Michael Wood, Director, Education & Workforce

Standards-aligned assessments, such as the State of Texas Assessment of Academic Readiness, or STAAR, have long been a fundamental component of Texas’ public education system. These tests, conducted annually in core subject areas in 3rd through 12th grades, offer parents and lawmakers an objective measure by which to evaluate student achievement and identify schools and districts across the state that are exceeding or falling short of expectations.

The Dallas Regional Chamber (DRC) is a strong supporter of standardized student assessments because they help create a robust public school accountability system that ensures Texas school districts are preparing students for future workforce success. The STAAR, and other similar assessments, provide both school leaders and community members with critical information to monitor student progress, highlight inequities, and identify areas that need improvements.

The importance of student assessments has only heightened amid the COVID-19 pandemic. Through widespread school closures and persistent academic disruptions, the past year’s health crisis has threatened student achievement at all levels. Limited student assessment opportunities since the outset of the pandemic have also obscured the full extent of learning loss, leaving the true severity of the so-called “COVID slide” unclear.

That ambiguity, if left unresolved, will handicap academic recovery efforts statewide.

For that reason, both national and state education agencies have emphasized the urgent need for robust student assessments.
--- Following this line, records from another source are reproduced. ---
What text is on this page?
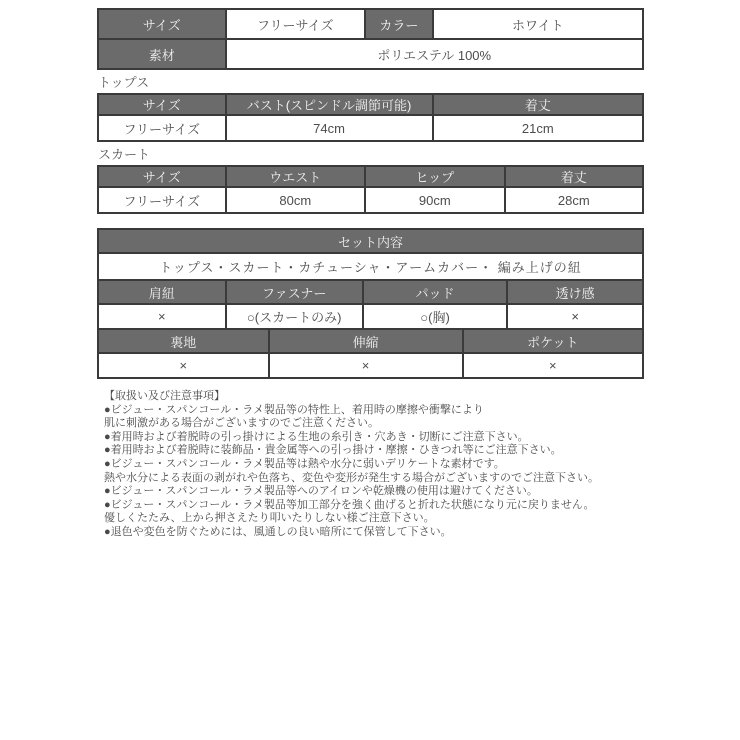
サイズ	フリーサイズ	カラー	ホワイト
素材	ポリエステル 100%		
トップス
サイズ	バスト(スピンドル調節可能)	着丈
フリーサイズ	74cm	21cm
スカート
サイズ	ウエスト	ヒップ	着丈
フリーサイズ	80cm	90cm	28cm
セット内容
トップス・スカート・カチューシャ・アームカバー・ 編み上げの紐
肩紐	ファスナー	パッド	透け感
×	○(スカートのみ)	○(胸)	×
裏地	伸縮	ポケット
×	×	×
【取扱い及び注意事項】
●ビジュー・スパンコール・ラメ製品等の特性上、着用時の摩擦や衝撃により
肌に刺激がある場合がございますのでご注意ください。
●着用時および着脱時の引っ掛けによる生地の糸引き・穴あき・切断にご注意下さい。
●着用時および着脱時に装飾品・貴金属等への引っ掛け・摩擦・ひきつれ等にご注意下さい。
●ビジュー・スパンコール・ラメ製品等は熱や水分に弱いデリケートな素材です。
熱や水分による表面の剥がれや色落ち、変色や変形が発生する場合がございますのでご注意下さい。
●ビジュー・スパンコール・ラメ製品等へのアイロンや乾燥機の使用は避けてください。
●ビジュー・スパンコール・ラメ製品等加工部分を強く曲げると折れた状態になり元に戻りません。
優しくたたみ、上から押さえたり叩いたりしない様ご注意下さい。
●退色や変色を防ぐためには、風通しの良い暗所にて保管して下さい。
In December, the Texas Education Agency (TEA) announced that it would require school districts to administer the STAAR while pausing the state’s public school accountability system. Similarly, the U.S. Department of Education issued guidance mandating the administration of state exams while providing a pass on federal accountability standards.

We applaud these decisions, which recognize the critical importance of student assessment data and grant school districts relief from academic disruptions outside of their control.

For Texas, this guidance means that this year’s STAAR will not be used to rate local schools and districts, evaluate and compensate teachers, or assess a student’s readiness to graduate or advance to the next grade level. Instead, test results will be used strictly for informational and planning purposes.

Standardized tests, like the STAAR, are uniquely valuable in diagnosing learning gaps, both for individual students and in aggregate across classrooms, schools, and districts. If used wisely, test results can inform instructional plans for students and help school district leaders focus limited resources on campuses with the greatest need. This year, testing data will also provide school administrators and state leaders with the data they need to direct unprecedented amounts of federal relief funding earmarked for public education.

Locally, Dallas ISD is proof of the value of student assessments. Over the past decade, Dallas ISD has increasingly leveraged student assessment data to drive strategic interventions that have fueled the district’s remarkable turnaround. Through testing data, Dallas ISD has identified and placed its best teachers at its highest-needs campuses while implementing other strategies, such as extended instructional time and tutoring supports, for students that need them most.

Through these investments, Dallas ISD has drastically reduced its number of improvement-required schools and outpaced state growth on key academic benchmarks, such as 3rd grade literacy and postsecondary readiness. Before the pandemic, Dallas ISD was one of the fastest-improving school districts in the nation and rapidly transforming into a premier urban school system.

Moving into the new school year, state and local education leaders should adopt Dallas ISD’s data-driven approach to effectively recover COVID-19 learning loss. Outcomes from STAAR testing this spring will, in part, provide much-needed guidance for policymakers to direct resources toward students and schools that have lost the most ground amid the pandemic.

The present health crisis has taken an unprecedented toll on our state education system. Understanding the impact on learning, while challenging, is a necessary step toward accelerating academic recovery and preparing all students for college and career success.